Our data suggest that type I thyroplasty and graft implantation lead to reduced voice handicap in patients with vocal fold scar and pathologic sulcus vocalis; however, the improvement trajectory for patients undergoing graft implementation is relatively slow. Although select patients exhibit benefit, none of the treatment approaches evaluated in this study reliably improve auditory-perceptual, acoustic, aerodynamic or vocal fold physiologic function. A persistent challenge in this area is that no single treatment modality is successful for the majority of patients, and there is no evidence-based decision algorithm for matching a given treatment to a given patient. Progress therefore requires the identification and categorization of predictive clinical features that can drive evidence-based treatment assignment. In the meantime the clinician must rely on careful assessment of the pathology so that the most critical aspects are addressed during initial treatment. Where there is extensive tissue loss and glottal incompetence, tissue replacement and medialization seem appropriate first steps. Additional gains may be seen as emerging therapies are translated to clinical practice.
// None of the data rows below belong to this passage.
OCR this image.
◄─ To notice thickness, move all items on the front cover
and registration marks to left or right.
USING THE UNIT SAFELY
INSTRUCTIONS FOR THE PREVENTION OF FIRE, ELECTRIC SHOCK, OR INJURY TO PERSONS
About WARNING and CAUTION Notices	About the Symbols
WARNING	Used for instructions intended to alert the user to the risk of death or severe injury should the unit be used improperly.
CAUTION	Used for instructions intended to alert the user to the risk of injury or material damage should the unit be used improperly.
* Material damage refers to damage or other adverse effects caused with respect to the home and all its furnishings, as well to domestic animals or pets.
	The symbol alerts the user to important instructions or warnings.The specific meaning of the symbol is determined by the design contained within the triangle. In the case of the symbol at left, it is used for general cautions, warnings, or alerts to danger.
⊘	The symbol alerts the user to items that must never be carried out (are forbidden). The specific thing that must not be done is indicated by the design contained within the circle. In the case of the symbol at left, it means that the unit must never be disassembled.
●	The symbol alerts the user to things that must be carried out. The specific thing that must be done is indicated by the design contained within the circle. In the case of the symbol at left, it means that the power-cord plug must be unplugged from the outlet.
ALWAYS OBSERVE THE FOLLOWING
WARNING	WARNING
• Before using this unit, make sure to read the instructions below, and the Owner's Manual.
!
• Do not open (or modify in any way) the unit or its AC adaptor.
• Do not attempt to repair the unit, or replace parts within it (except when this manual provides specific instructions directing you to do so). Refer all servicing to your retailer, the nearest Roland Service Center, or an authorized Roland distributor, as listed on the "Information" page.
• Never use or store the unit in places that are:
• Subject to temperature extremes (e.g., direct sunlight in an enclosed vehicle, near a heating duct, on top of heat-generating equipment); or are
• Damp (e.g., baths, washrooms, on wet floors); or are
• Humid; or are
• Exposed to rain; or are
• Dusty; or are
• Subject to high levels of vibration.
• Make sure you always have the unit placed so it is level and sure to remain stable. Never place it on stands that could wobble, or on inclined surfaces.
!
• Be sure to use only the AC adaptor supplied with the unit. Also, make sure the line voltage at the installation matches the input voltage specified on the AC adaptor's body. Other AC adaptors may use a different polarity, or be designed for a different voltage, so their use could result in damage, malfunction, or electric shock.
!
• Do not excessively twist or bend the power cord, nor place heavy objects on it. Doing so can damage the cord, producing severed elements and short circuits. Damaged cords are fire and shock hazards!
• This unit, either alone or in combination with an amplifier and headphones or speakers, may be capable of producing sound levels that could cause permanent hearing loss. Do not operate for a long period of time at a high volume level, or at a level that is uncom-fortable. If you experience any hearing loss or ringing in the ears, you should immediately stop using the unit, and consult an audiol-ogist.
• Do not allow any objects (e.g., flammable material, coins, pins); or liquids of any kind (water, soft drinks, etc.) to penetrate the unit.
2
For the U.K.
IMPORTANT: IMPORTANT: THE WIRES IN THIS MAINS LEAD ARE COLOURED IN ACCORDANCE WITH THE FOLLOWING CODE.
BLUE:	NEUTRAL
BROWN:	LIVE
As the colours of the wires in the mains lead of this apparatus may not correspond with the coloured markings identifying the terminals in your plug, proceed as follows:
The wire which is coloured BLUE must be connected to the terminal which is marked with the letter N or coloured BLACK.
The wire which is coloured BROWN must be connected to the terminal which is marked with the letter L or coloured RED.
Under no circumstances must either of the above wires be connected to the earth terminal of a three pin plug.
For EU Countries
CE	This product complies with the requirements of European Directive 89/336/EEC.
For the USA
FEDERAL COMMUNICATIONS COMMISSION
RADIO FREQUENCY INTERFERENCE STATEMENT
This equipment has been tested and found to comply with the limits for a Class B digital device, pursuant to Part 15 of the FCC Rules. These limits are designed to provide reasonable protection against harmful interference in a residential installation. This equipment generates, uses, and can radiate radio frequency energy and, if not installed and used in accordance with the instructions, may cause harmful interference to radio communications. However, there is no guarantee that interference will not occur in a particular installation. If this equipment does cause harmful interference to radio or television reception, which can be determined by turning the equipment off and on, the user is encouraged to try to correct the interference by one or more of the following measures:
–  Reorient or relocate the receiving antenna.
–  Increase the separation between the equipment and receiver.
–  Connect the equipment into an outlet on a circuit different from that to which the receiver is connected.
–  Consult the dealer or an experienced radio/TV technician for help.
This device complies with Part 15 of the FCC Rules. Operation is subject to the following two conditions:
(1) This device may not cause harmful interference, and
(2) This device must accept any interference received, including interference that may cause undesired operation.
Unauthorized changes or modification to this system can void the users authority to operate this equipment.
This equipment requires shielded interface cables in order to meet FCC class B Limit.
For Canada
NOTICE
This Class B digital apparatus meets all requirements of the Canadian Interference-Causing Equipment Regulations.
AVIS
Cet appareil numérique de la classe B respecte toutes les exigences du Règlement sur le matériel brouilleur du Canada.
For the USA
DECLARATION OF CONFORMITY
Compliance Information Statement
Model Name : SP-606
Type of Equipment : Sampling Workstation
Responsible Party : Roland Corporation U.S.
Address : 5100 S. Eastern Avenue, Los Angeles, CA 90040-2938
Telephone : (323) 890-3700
This research was performed with approval of the Health Sciences Institutional Review Board of the University of Wisconsin-Madison. The work was supported by grant R01 DC004428 from the National Institute on Deafness and other Communicative Disorders.
Accepted for presentation at the 133rd Annual Meeting of the American Laryngological Association, April 27th-28th 2011, Chicago, IL.
The authors hold no financial or other conflicts of interest.